Светлый фон

 

ГОРАЛИК. Отпускали?

 

ЗИНГЕР. Да, их отпускали на выходные и праздники, а он еще и задерживался на день-другой, приходил милиционер, сосед прятался в туалете. Милиционер спрашивал: «Вы его не видели?» – «Нет, мы его не видели». И вот они сюда приехали. Сосед, видимо, отсидел свое.

Первый Ленкин муж в той коммуналке и умер. Он был сапожник и пил как сапожник в соответствии с поговоркой.

Ну, это все уже галопом по европам получается, потому что каждая квартира – это целая мифология, куда там «Сказаниям и легендам о скандинавских богах и героях».

 

ГОРАЛИК. Что мы пропускаем? Давайте не будем пропускать.

 

ЗИНГЕР. Да мы кучу всего пропускаем. Мы, например, пропустили, что у меня брат родился, это очень важно. Когда мне было 10 лет. Я долго приставала к родителям, я хотела зверушку, я хотела кошечку или собачку. Я приводила каких-то дворняжек с улицы и говорила: «Мамочка, посмотри, какая замечательная, ей негде жить, можно она будет нашей собачкой». Мама меня уговаривала: «Нет, ну что ты, ее наверняка ищут хозяева». В общем, не было мне собачки. Поэтому я гуляла с соседской собачкой Адочкой и очень ее любила. Даже сейчас, когда я слышу, например, название набоковского романа «Ада, или Радости страсти», моя первая ассоциация – та самая Адочка и да, радости страсти. Потом я сказала (я очень боялась оставаться одна в квартире, ну как же, всякие шумы, шепоты, шорохи, скрипы, вздохи), и я говорю: «Если вы хотите, чтобы я оставалась одна, родите мне хотя бы братика или сестричку, если вы не можете мне кошечку или собачку разрешить». И сработало. Вот мне было десять лет, когда родился мой брат Илья. Тоже мы, конечно, с мамой девочку хотели. Мы подробно все это обсуждали. И когда родился мой брат Илья, меня отправили на время родов в Москву к дедушке, и дедушка сказал: «У тебя родился братик, но если ты хочешь, мы его обменяем на соседскую девочку. Есть хорошая девочка, давай, ты посмотришь, и мы поменяем». Я была ужасно возмущена. Как можно, это же мой братик. Я его еще, конечно не видела, когда я его увидела, я совсем была влюблена, у него были большущие, очень серьезные серо-голубые глаза. Дедушка любил предлагать мне любопытные обмены. Например, предлагал мне поменять голову – больную на здоровую. Я уже почти согласилась, как выяснилось, что единственная доступная голова принадлежит Анастасии Павловне, теще моего дяди. Я по малолетству и глупости отказалась и до сих пор об этом иногда жалею.

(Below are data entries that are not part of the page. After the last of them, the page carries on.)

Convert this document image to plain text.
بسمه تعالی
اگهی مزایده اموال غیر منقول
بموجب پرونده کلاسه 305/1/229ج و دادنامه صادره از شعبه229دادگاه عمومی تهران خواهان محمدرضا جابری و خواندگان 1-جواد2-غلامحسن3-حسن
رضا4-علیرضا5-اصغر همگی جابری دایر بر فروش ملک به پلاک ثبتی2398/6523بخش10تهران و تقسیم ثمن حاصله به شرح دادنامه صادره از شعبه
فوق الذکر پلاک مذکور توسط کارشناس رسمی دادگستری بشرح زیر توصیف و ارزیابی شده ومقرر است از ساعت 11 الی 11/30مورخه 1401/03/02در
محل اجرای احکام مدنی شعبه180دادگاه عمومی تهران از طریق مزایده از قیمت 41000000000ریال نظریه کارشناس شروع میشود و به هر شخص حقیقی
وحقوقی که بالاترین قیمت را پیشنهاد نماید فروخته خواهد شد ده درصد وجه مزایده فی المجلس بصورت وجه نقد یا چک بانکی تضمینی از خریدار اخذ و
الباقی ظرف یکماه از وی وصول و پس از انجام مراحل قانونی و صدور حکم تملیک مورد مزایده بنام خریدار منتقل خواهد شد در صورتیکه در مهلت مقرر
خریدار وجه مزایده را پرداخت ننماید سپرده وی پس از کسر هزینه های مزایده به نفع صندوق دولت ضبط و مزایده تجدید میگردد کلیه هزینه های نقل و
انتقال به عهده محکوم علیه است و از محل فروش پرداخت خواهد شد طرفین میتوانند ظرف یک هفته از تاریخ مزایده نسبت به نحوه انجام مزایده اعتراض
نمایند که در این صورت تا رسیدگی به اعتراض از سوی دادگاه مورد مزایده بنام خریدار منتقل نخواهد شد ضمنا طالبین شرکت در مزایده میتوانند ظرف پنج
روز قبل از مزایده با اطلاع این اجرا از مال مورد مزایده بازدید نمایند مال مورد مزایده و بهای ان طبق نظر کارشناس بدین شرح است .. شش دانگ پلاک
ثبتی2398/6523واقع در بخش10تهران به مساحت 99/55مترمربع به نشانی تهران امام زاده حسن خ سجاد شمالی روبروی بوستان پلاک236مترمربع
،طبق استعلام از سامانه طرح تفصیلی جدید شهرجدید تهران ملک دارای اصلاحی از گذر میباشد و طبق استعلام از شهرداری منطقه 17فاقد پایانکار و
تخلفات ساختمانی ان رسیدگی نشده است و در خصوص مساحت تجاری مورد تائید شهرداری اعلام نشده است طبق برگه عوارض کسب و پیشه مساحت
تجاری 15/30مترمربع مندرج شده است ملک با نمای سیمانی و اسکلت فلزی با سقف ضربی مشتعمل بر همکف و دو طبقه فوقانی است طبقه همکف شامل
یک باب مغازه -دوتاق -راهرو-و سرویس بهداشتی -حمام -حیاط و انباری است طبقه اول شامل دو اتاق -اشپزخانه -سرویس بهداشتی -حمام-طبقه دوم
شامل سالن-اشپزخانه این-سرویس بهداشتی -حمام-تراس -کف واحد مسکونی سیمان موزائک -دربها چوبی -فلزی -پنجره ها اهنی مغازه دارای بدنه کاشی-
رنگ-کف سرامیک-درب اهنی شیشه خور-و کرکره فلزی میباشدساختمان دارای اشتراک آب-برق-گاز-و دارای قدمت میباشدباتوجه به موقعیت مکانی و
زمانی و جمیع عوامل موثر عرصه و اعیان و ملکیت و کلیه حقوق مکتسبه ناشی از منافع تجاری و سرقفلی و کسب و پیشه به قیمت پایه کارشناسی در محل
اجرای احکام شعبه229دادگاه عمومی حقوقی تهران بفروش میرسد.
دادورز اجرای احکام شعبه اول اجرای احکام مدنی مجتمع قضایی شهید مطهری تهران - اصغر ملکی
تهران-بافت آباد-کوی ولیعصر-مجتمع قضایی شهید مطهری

И я всегда ощущала такую солидарность с Ильей. У нас была значительная разница в возрасте. Но воспитание-то у нас у всех было в некотором роде спартанское, если ребенок плачет, к нему нельзя подходить, потому что иначе он будет из родителей веревки вить, будет все время требовать, чтобы к нему подошли. И я очень переживала по этому поводу, просто зубами скрежетала от возмущения – ребенок плачет, а эти взрослые только о себе думают. Я очень остро чуяла эту непроницаемую границу между миром детей и взрослых. И вообще он был и остается, конечно, совершенно замечательным, мой брат. У него был гораздо более сильный характер в каких-то вещах. Например, маме ничего не стоило переломить мою волю. Допустим, мама говорит, что от мамы секретов быть не может, значит volens nolens, приходится рассказать. Может быть, именно поэтому я теперь храню секреты, как могила. А Илью, например, наказывают маленького, мама спрашивает с надеждой: «Ты больше так не будешь делать?» – «Буду». И это вызывало у меня глубочайшее уважение. И еще у него было особенное чувство слова, он был с детства очень нетерпим к фальши. Мне в школе сочинения давались легко, я, правда, предпочитала описания природы и прочие вольные темы, но и всякое необходимое блабла-бла про лишних и страшно далеких от народа людей тоже с легкостью выдавала на гора, а для Ильи это была мука мученическая и он всячески пытался без этой развесистой клюквы обойтись. А его детские литературные опыты отличались большим изяществом. В семь лет, например, он написал рассказ про индейцев, которым белые люди подкинули зараженные одеяла. Рассказ оканчивался фразой, которая мне очень нравится: «И Маниту уже встречал их в Полях Вечной Охоты». Мне жаль, что он бросил писать, но у него есть музыка, так что, может, все к лучшему.